21 Greenpeace Aktivisten besetzten am 27. November in einer Kohlegrube bei Horní Jiřetín in Tschechien einen riesigen Kohlebagger. Die Bilder von der Aktion wirken gespenstisch. Neben dem riesigen Bagger scheinen unsere tschechischen Kollegen wie geschrumpft. Eine Aktivistin berichtet.

Von Lucie Jakešová, aufgezeichnet von Inga Laas.

«In meiner Heimat Tschechien wird fast die Hälfte des Energiebedarfs aus Kohle gedeckt. Anfang des Jahres hat Energieminister Kocourek angedroht, die 1991 festgesetzte Limite zur Kohleförderung aufzuheben, um noch mehr Kohle abbauen zu können. Dadurch sind nicht nur ganze Landschaften bedroht, sondern auch die Heimatorte vieler Menschen. So auch in Nordböhmen. Hier würden durch eine Erweiterung der Braunkohletagebauten die Orte Horní Jiřetín und Černice dem Erdboden gleich gemacht werden. Mehr als 2000 Menschen müssten ihre Heimat verlassen. Das Verbrennen dieser Kohle würde 1,3 Milliarden Tonnen CO2 mehr in der Atmosphäre bedeuten. Dagegen wollten wir ein Zeichen setzen.

Eisenmonster

Am Morgen des 27. November hatten wir Glück mit dem Wetter. Die Nacht war kalt und nass gewesen, aber es hatte nicht gefroren. Wir haben schon sehr früh am Morgen mit der Aktion begonnen. Noch vor dem ersten Tageslicht waren wir dort. Als es dämmerte, waren sechs unserer Aktivisten bereits auf den Bagger geklettert. Das Banner zu entrollen, war aber gar nicht so einfach: Die Motorschmiere der Maschine war rutschig und überall.

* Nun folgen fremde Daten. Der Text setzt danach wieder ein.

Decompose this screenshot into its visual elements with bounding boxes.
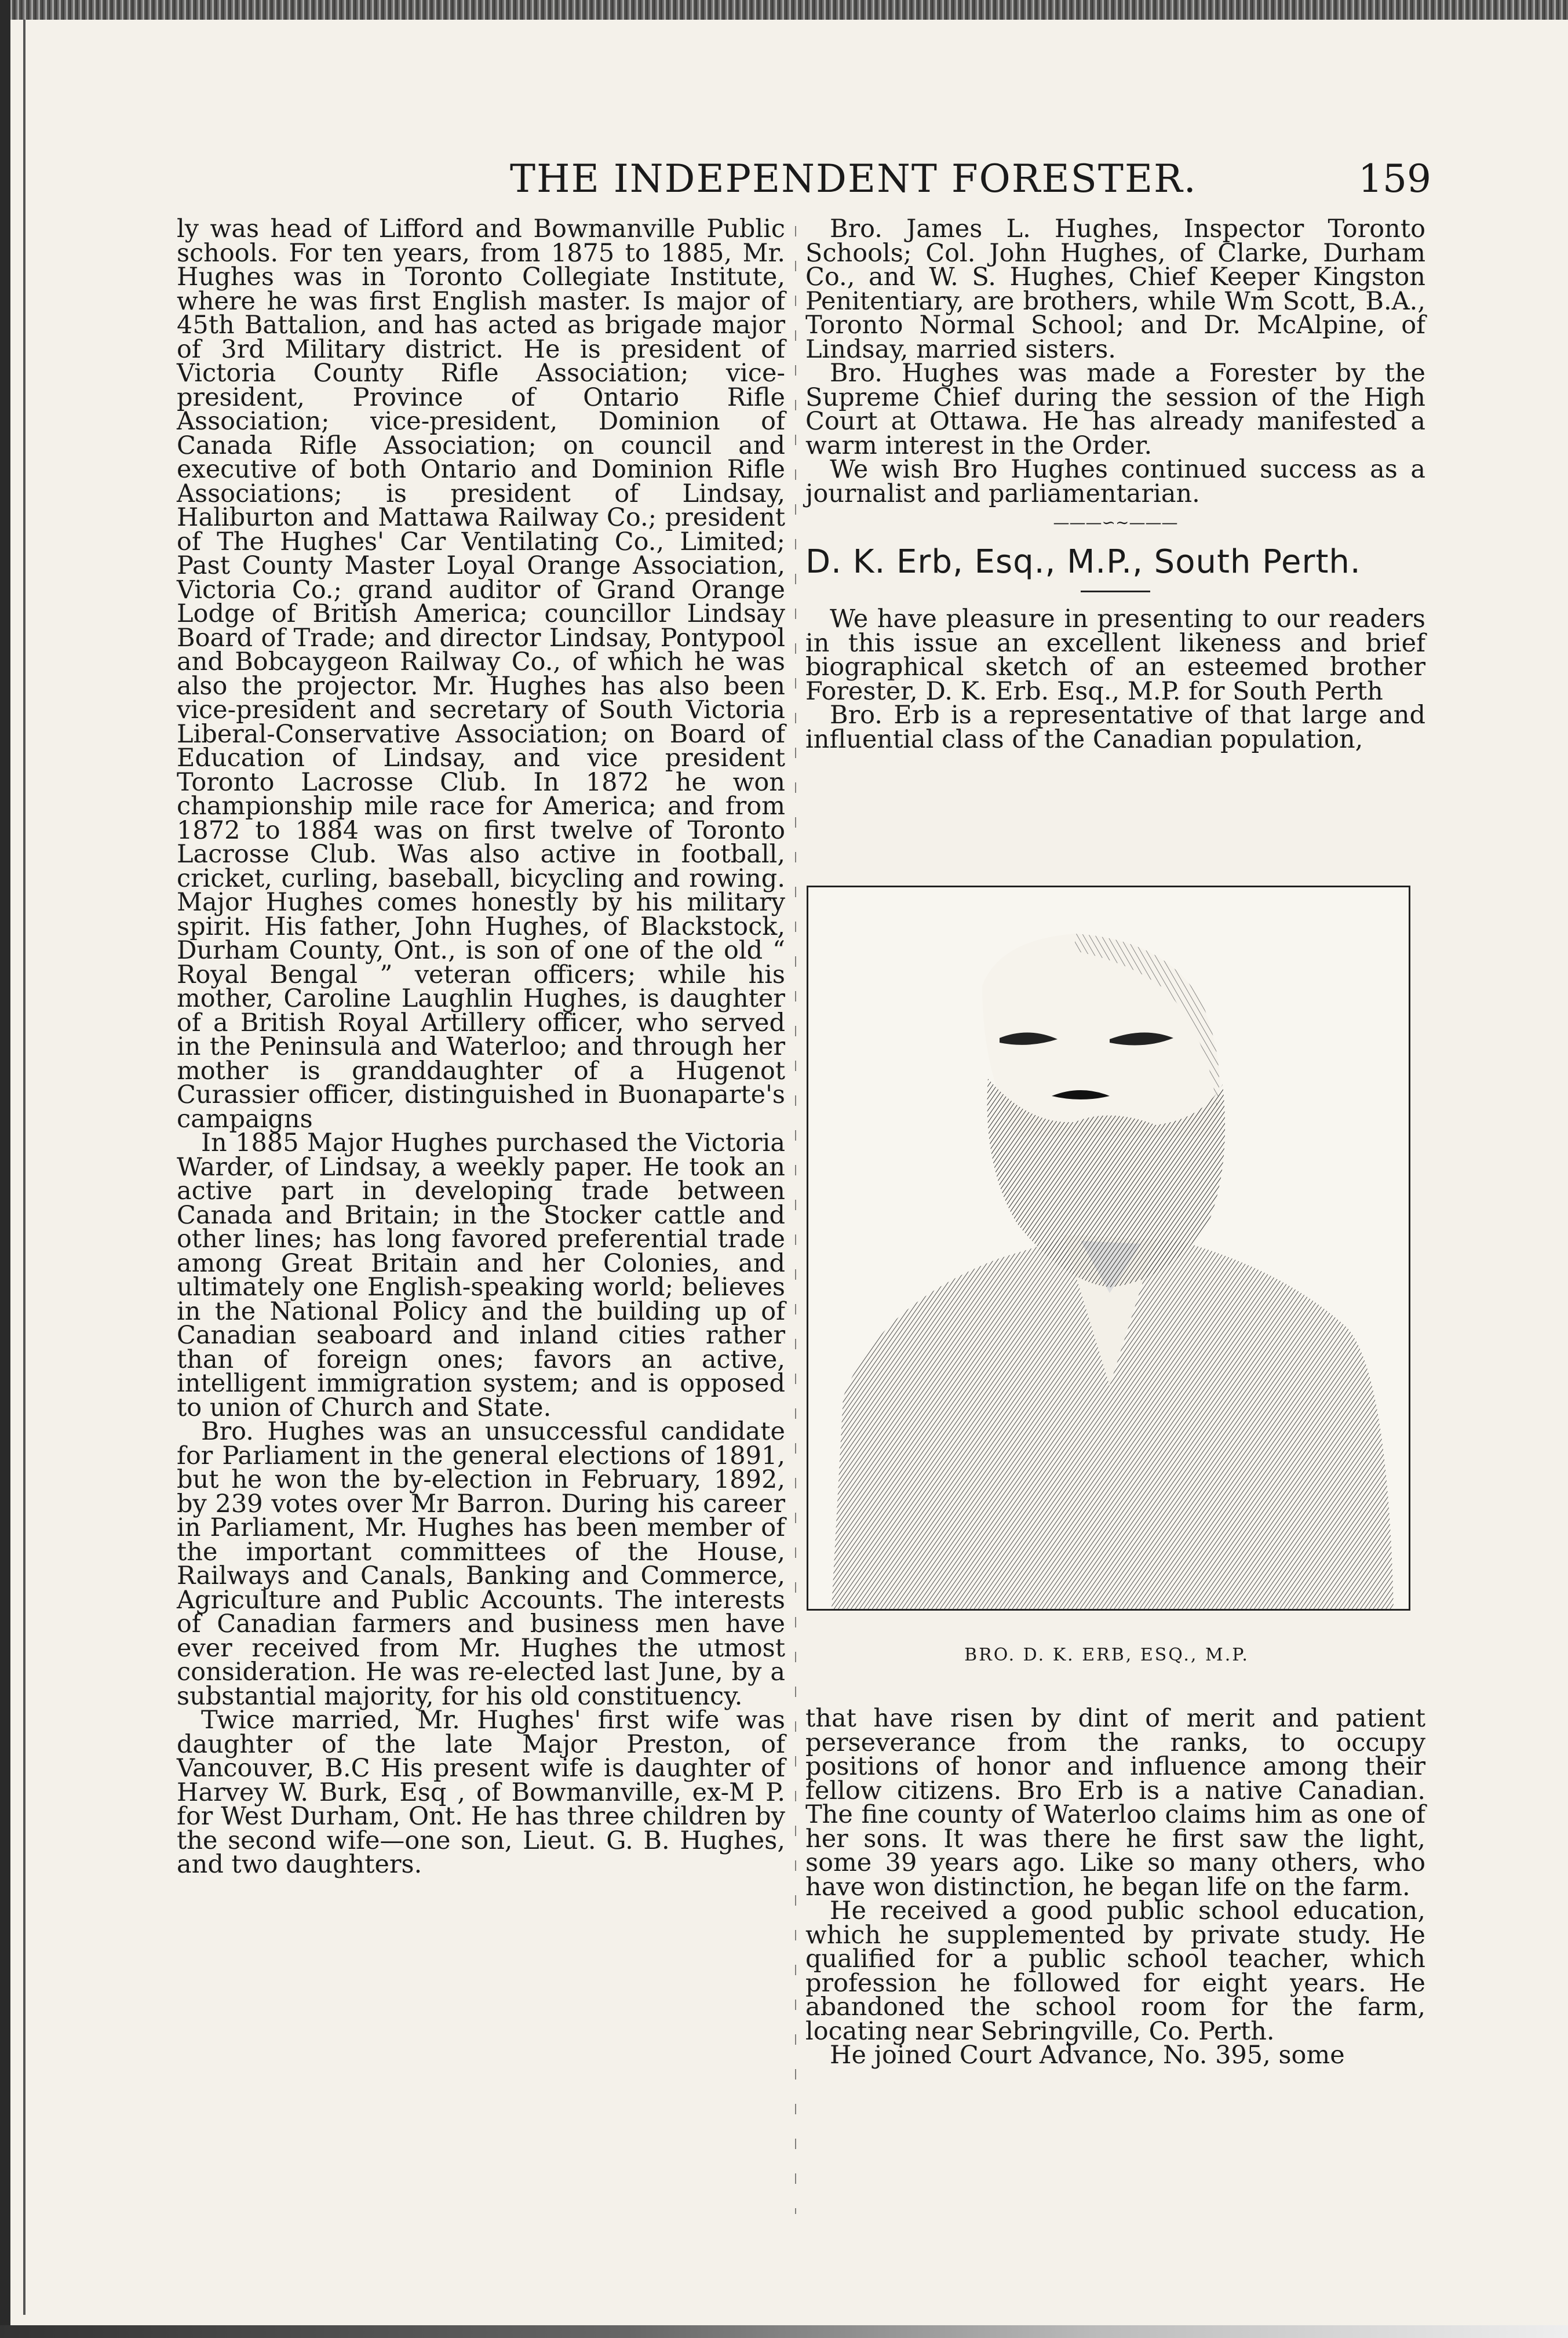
running-title: THE INDEPENDENT FORESTER. — [510, 156, 1197, 201]
page-number: 159 — [1358, 156, 1431, 201]
paragraph: Twice married, Mr. Hughes' first wife was daughter of the late Major Preston, of Vancouver, B.C His present wife is daughter of Harvey W. Burk, Esq , of Bowmanville, ex-M P. for West Durham, Ont. He has three children by the second wife—one son, Lieut. G. B. Hughes, and two daughters. — [177, 1706, 785, 1879]
portrait-engraving — [807, 886, 1410, 1611]
paragraph: ly was head of Lifford and Bowmanville Public schools. For ten years, from 1875 to 1885, Mr. Hughes was in Toronto Collegiate Institute, where he was first English master. Is major of 45th Battalion, and has acted as brigade major of 3rd Military district. He is president of Victoria County Rifle Association; vice-president, Province of Ontario Rifle Association; vice-president, Dominion of Canada Rifle Association; on council and executive of both Ontario and Dominion Rifle Associations; is president of Lindsay, Haliburton and Mattawa Railway Co.; president of The Hughes' Car Ventilating Co., Limited; Past County Master Loyal Orange Association, Victoria Co.; grand auditor of Grand Orange Lodge of British America; councillor Lindsay Board of Trade; and director Lindsay, Pontypool and Bobcaygeon Railway Co., of which he was also the projector. Mr. Hughes has also been vice-president and secretary of South Victoria Liberal-Conservative Association; on Board of Education of Lindsay, and vice president Toronto Lacrosse Club. In 1872 he won championship mile race for America; and from 1872 to 1884 was on first twelve of Toronto Lacrosse Club. Was also active in football, cricket, curling, baseball, bicycling and rowing. Major Hughes comes honestly by his military spirit. His father, John Hughes, of Blackstock, Durham County, Ont., is son of one of the old “ Royal Bengal ” veteran officers; while his mother, Caroline Laughlin Hughes, is daughter of a British Royal Artillery officer, who served in the Peninsula and Waterloo; and through her mother is granddaughter of a Hugenot Curassier officer, distinguished in Buonaparte's campaigns — [177, 214, 785, 1134]
paragraph: We wish Bro Hughes continued success as a journalist and parliamentarian. — [805, 455, 1425, 508]
section-heading: D. K. Erb, Esq., M.P., South Perth. — [805, 543, 1361, 581]
scan-top-edge — [0, 0, 1568, 20]
paragraph: Bro. James L. Hughes, Inspector Toronto Schools; Col. John Hughes, of Clarke, Durham Co., and W. S. Hughes, Chief Keeper Kingston Penitentiary, are brothers, while Wm Scott, B.A., Toronto Normal School; and Dr. McAlpine, of Lindsay, married sisters. — [805, 214, 1425, 364]
paragraph: Bro. Erb is a representative of that large and influential class of the Canadian population, — [805, 701, 1425, 754]
ornamental-divider: ———∽∼——— — [1053, 513, 1178, 532]
page-header — [174, 156, 1431, 203]
paragraph: In 1885 Major Hughes purchased the Victoria Warder, of Lindsay, a weekly paper. He took an active part in developing trade between Canada and Britain; in the Stocker cattle and other lines; has long favored preferential trade among Great Britain and her Colonies, and ultimately one English-speaking world; believes in the National Policy and the building up of Canadian seaboard and inland cities rather than of foreign ones; favors an active, intelligent immigration system; and is opposed to union of Church and State. — [177, 1128, 785, 1422]
right-column-top — [805, 214, 1425, 754]
paragraph: We have pleasure in presenting to our readers in this issue an excellent likeness and brief biographical sketch of an esteemed brother Forester, D. K. Erb. Esq., M.P. for South Perth — [805, 604, 1425, 706]
portrait-illustration — [808, 887, 1409, 1609]
scan-binding-line — [23, 20, 25, 2315]
paragraph: He joined Court Advance, No. 395, some — [830, 2041, 1345, 2070]
column-separator — [795, 226, 796, 2214]
left-column — [177, 214, 785, 1879]
right-column-bottom — [805, 1704, 1425, 2070]
scan-left-edge — [0, 0, 10, 2338]
scan-bottom-edge — [0, 2325, 1568, 2338]
heading-rule — [1081, 591, 1150, 592]
paragraph: Bro. Hughes was made a Forester by the Supreme Chief during the session of the High Court at Ottawa. He has already manifested a warm interest in the Order. — [805, 359, 1425, 460]
paragraph: that have risen by dint of merit and patient perseverance from the ranks, to occupy positions of honor and influence among their fellow citizens. Bro Erb is a native Canadian. The fine county of Waterloo claims him as one of her sons. It was there he first saw the light, some 39 years ago. Like so many others, who have won distinction, he began life on the farm. — [805, 1704, 1425, 1902]
paragraph: He received a good public school education, which he supplemented by private study. He qualified for a public school teacher, which profession he followed for eight years. He abandoned the school room for the farm, locating near Sebringville, Co. Perth. — [805, 1896, 1425, 2046]
paragraph: Bro. Hughes was an unsuccessful candidate for Parliament in the general elections of 1891, but he won the by-election in February, 1892, by 239 votes over Mr Barron. During his career in Parliament, Mr. Hughes has been member of the important committees of the House, Railways and Canals, Banking and Commerce, Agriculture and Public Accounts. The interests of Canadian farmers and business men have ever received from Mr. Hughes the utmost consideration. He was re-elected last June, by a substantial majority, for his old constituency. — [177, 1417, 785, 1711]
portrait-caption: BRO. D. K. ERB, ESQ., M.P. — [964, 1645, 1249, 1665]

Wir wussten natürlich nicht, wie die Arbeiter an der Maschine reagieren würden. Wir hatten erwartet, dass sie eher sauer oder aggressiv werden. Aber es kam ganz anders! Wir sind in das Eisenmonster reingegangen und immer, wenn wir Arbeiter getroffen haben, haben wir ihnen hausgemachten Gugelhupf angeboten. Es klingt wirklich komisch, aber sie haben gelacht, den Kuchen angenommen und beobachtet, was wir machen. Die Kletterer konnten ohne Probleme bis zum Gipfel der Maschine hochsteigen. Das hatten wir überhaupt nicht erwartet und waren überrascht! Kletteraktion und Besetzung liefen also total friedlich.

Hat sich gelohnt!

Als die Polizei kam, wurden alle Aktivisten, Journalisten und Fotografen weggeschickt. Unser Campaigner hat dann einen anderen Ort gefunden, von wo aus man die Kletteraktion gut beobachten konnte. An der neuen Stelle haben wir keine Vorschriften missachtet, denn wir waren ja schon gar nicht mehr auf dem Gelände. Aber die Polizei war kompromisslos und hat uns alle unter Androhung einer Festnahme weggeschickt. Symbolisch hat unsere Aktion um 5 vor 12 geendet: Um unserem Regierungschef Nečas zu zeigen, dass es höchste Zeit ist, die Versprechungen zu halten und den Tagabbau von Braunkohle nicht zu erweitern.

Wir sechs Kletterer wurden festgenommen, und es erwartet uns eine Strafe.

Aber es ist nicht die erste, und gelohnt hat es sich allemal!»


Hintergrund: Falsche Energiewende

1991 führte Tschechien ein Limite für die Förderung von  Braunkohle in Nordböhmen ein. Zum Schutz und Erhalt der lokalen Landschaft. Es wurden Kohlelagerungsstätten ausgesucht, in welchen gefördert werden durfte und solche Gebiete bestimmt, die von den Kohleunternehmen nicht angetastet werden sollten. Eine erfreuliche Entwicklung im Sinne der Energiewende.

Nun aber hat Energieminister Kocourek anfang dieses Jahres angedroht, ebendiese alte Limite anzuheben, um mehr Kohle zu fördern. Sollte die Regierung Nečas die Förderungslimite zukünftig ignorieren, könnte der Ausbau der Kohlegruben Gemeinden wie Horní Jiřetín (Obergeorgenthal) vollständig vernichten. Bleibt zu hoffen, dass David den Kampf gegen Goliath gewinnt und Tschechiens Premier Neča sich gegen die Kohle und für eine neue Energiepolitik entscheidet.